The paradigm being pursued by Cassatt is the management and aggregation of horizontally scaled, commodity machines, said Rich
Green, executive vice president of products at Cassatt and former vice president of Java and tools at Sun. Also part of Cassatt
are Chairman/CEO Bill Coleman, who held the same positions at BEA, and Executive Vice President and CTO Rob Gingell, who was
a chief engineer at Sun.
"The focus here is all about horizontally scaled systems out of commodity hardware, and to make that work requires technology
that is not available in [existing] products," such as Computer Associates Unicenter or HP OpenView, Green said.
Asked if Cassatt was pursuing grid computing, Green acknowledged that the term could be appropriate.
"Grid is a term that certainly could be applied here, but grid tends to be associated with the high-performance computing
space," Green said.
The company's Collage Version 2 product, shipping now, is intended for running large-scale enterprise applications on commodity
Linux servers, according to Cassatt officials.
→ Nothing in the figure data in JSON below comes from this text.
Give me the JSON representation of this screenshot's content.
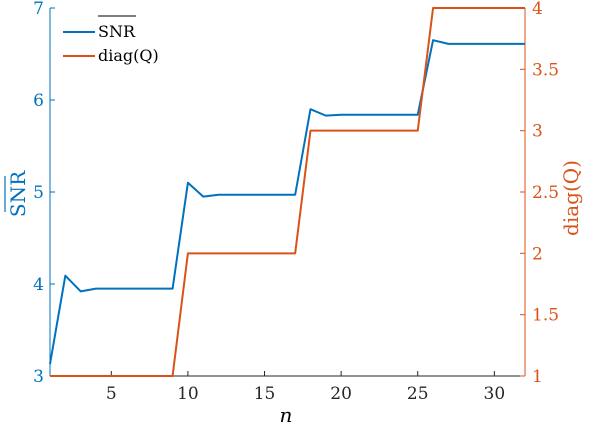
{
  "chart_data": {
    "type": "line",
    "xlabel": "n",
    "ylabel_left": "SNR",
    "ylabel_right": "diag(Q)",
    "xlim": [
      1,
      32
    ],
    "ylim_left": [
      3,
      7
    ],
    "ylim_right": [
      1,
      4
    ],
    "x_ticks": [
      5,
      10,
      15,
      20,
      25,
      30
    ],
    "y_left_ticks": [
      3,
      4,
      5,
      6,
      7
    ],
    "y_right_ticks": [
      1,
      1.5,
      2,
      2.5,
      3,
      3.5,
      4
    ],
    "legend_position": "top-left",
    "grid": false,
    "series": [
      {
        "name": "SNR",
        "axis": "left",
        "color": "#0072BD",
        "x": [
          1,
          2,
          3,
          4,
          5,
          6,
          7,
          8,
          9,
          10,
          11,
          12,
          13,
          14,
          15,
          16,
          17,
          18,
          19,
          20,
          21,
          22,
          23,
          24,
          25,
          26,
          27,
          28,
          29,
          30,
          31,
          32
        ],
        "values": [
          3.13,
          4.09,
          3.92,
          3.95,
          3.95,
          3.95,
          3.95,
          3.95,
          3.95,
          5.1,
          4.95,
          4.97,
          4.97,
          4.97,
          4.97,
          4.97,
          4.97,
          5.9,
          5.83,
          5.84,
          5.84,
          5.84,
          5.84,
          5.84,
          5.84,
          6.65,
          6.61,
          6.61,
          6.61,
          6.61,
          6.61,
          6.61
        ]
      },
      {
        "name": "diag(Q)",
        "axis": "right",
        "color": "#D95319",
        "x": [
          1,
          2,
          3,
          4,
          5,
          6,
          7,
          8,
          9,
          10,
          11,
          12,
          13,
          14,
          15,
          16,
          17,
          18,
          19,
          20,
          21,
          22,
          23,
          24,
          25,
          26,
          27,
          28,
          29,
          30,
          31,
          32
        ],
        "values": [
          1,
          1,
          1,
          1,
          1,
          1,
          1,
          1,
          1,
          2,
          2,
          2,
          2,
          2,
          2,
          2,
          2,
          3,
          3,
          3,
          3,
          3,
          3,
          3,
          3,
          4,
          4,
          4,
          4,
          4,
          4,
          4
        ]
      }
    ]
  },
  "legend": {
    "snr_label": "SNR",
    "q_label": "diag(Q)"
  },
  "colors": {
    "left_axis": "#0072BD",
    "right_axis": "#D95319"
  }
}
Key technology functions of Collages include the virtualization of storage,
operational systems, and data. Web services technology also is a basis for Collage.
Version 3, due this winter, enables three-tier deployments and adds Windows as a supported platform. Tiers could include software
such as databases, application and Web servers, and data transformation engines. Additionally, a system administrator with
Version 3 can utilize service-level agreements to ensure, for example, that at least five servers are running copies of a
Web server.
Cassatt's virtualization technologies enable scaling of machines and applications without having to make software or network
changes, Green said.
Trend-wise, users are moving to commodity systems and the software market is moving from monolithic applications to Web services
and service-oriented architectures, said Steve Levine, vice president of corporate marketing at Cassatt and former vice president
of marketing at Oracle. The movement to Web services and SOA provides an opportunity for users to scale out both from hardware
and software, said Levine.
"That creates an opportunity to provide an operations environment that makes it easier and more effective and reduces the
cost [and] complexity of managing commodity servers," Levine said.
Collage can be thought of as virtual environment software, said analyst Dan Kusnetzky, vice president of system software research
at International Data Corp.
"It allows you to build applications that run on a collection of machines [on] high-volume, low-cost, industry-standard systems,"
Kusnetzky said. The software provides for workload failover and enables functions such as I/O to be done separately from the
application processing, he said.
Collage provides benefits in management of a cluster of machines, to make them look like a single machine, Kusnetzky said.
The software also can help ensure that systems are optimally used, he added.
Collage costs $1,500 per node, with each piece of hardware on the network representing a node. While Collage currently is
focused on systems linked in a single location, support for distributed systems over a wide area is a future direction.